On feature extraction for spam e-mail detection


Gunal S., ERGİN S., Gulmezoglu M. B., Gerek O. N.

MULTIMEDIA CONTENT REPRESENTATION, CLASSIFICATION AND SECURITY, vol.4105, pp.635-642, 2006 (SCI-Expanded) identifier

  • Publication Type: Article / Article
  • Volume: 4105
  • Publication Date: 2006
  • Journal Name: MULTIMEDIA CONTENT REPRESENTATION, CLASSIFICATION AND SECURITY
  • Journal Indexes: Science Citation Index Expanded (SCI-EXPANDED), Scopus, Compendex, EMBASE, MathSciNet, Philosopher's Index, zbMATH
  • Page Numbers: pp.635-642
  • Eskisehir Osmangazi University Affiliated: Yes

Abstract

Electronic mail is an important communication method for most computer users. Spam e-mails however consume bandwidth resource, fill-up server storage and are also a waste of time to tackle.

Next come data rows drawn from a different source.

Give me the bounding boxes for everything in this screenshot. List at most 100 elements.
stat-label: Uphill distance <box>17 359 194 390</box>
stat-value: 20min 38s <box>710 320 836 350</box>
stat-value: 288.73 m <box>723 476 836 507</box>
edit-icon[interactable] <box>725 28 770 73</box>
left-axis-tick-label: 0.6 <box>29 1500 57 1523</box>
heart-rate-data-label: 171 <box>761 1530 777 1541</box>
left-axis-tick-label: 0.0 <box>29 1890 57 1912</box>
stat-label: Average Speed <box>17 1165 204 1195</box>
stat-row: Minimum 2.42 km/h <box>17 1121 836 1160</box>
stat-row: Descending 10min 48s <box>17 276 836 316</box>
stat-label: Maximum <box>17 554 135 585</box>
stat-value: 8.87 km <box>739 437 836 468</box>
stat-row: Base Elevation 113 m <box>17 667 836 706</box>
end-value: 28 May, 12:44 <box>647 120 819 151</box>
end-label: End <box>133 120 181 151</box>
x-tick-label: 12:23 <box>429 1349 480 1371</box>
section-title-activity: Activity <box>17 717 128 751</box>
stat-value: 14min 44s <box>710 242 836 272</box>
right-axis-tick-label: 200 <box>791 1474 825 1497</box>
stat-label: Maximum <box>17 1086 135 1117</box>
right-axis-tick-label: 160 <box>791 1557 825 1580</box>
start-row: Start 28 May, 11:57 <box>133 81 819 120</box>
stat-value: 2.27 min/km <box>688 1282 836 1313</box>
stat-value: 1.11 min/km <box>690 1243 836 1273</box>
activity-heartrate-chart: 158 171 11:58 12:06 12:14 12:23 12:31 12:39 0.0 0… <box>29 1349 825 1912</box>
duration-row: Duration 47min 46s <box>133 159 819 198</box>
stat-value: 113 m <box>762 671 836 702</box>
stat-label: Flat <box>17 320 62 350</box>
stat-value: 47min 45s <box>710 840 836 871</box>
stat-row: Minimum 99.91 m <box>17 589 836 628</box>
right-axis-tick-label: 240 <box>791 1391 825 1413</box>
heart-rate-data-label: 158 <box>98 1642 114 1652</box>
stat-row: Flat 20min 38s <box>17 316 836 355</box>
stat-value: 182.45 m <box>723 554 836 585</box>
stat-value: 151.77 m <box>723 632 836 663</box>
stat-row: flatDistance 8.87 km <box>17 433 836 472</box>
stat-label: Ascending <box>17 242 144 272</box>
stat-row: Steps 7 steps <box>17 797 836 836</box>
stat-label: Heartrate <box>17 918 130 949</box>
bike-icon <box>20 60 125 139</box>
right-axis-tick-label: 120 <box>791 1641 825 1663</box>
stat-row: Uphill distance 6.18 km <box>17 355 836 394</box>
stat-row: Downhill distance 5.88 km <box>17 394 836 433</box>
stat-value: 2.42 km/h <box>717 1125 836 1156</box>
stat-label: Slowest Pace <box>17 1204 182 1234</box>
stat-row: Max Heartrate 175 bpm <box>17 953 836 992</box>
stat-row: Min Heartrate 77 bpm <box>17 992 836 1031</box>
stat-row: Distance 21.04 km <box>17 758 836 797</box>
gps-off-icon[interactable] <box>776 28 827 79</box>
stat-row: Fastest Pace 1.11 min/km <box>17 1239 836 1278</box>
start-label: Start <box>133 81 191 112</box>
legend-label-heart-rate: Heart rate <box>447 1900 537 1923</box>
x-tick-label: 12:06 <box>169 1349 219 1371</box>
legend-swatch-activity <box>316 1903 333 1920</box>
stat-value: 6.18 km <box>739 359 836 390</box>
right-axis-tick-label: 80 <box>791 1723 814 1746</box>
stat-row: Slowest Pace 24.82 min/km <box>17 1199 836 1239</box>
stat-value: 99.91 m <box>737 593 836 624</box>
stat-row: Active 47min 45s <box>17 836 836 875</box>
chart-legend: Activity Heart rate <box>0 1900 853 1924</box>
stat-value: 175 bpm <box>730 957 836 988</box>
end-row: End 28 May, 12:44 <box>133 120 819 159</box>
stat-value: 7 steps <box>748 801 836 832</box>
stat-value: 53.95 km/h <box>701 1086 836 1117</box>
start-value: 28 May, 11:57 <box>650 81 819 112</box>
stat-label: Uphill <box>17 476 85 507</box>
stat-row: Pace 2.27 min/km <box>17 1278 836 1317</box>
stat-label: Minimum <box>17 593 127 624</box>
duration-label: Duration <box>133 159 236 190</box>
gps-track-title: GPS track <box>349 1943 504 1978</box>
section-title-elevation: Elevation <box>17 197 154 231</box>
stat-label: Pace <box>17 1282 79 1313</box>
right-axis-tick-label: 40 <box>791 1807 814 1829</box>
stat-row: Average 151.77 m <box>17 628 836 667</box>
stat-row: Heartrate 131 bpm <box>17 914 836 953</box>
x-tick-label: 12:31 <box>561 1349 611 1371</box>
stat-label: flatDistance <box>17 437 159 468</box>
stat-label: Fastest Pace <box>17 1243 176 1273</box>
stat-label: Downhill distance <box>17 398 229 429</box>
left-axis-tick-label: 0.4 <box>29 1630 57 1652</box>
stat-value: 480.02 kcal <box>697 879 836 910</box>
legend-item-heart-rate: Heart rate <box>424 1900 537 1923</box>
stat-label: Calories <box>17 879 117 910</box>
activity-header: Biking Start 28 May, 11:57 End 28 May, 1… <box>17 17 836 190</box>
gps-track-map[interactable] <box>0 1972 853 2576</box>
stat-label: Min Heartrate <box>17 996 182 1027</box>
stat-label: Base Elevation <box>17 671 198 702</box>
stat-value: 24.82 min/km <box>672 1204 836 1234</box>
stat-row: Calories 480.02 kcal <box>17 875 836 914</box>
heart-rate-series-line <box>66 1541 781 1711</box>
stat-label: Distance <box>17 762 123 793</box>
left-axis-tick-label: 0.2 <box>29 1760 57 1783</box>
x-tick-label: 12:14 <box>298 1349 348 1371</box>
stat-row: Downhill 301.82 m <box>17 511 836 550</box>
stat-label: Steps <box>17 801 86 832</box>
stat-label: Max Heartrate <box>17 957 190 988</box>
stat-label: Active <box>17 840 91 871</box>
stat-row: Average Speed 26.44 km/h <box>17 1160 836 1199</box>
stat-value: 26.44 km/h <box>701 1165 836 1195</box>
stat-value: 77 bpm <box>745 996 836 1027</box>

The general way to label an e-mail as spam or non-spam is to set up a finite set of discriminative features and use a classifier for the detection. In most cases, the selection of such features is empirically verified. In this paper, two different methods are proposed to select the most discriminative features among a set of reasonably arbitrary features for spam e-mail detection. The selection methods are developed using the Common Vector Approach (CVA) which is actually a subspace-based pattern classifier. Experimental results indicate that the proposed feature selection methods give considerable reduction on the number of features without affecting recognition rates.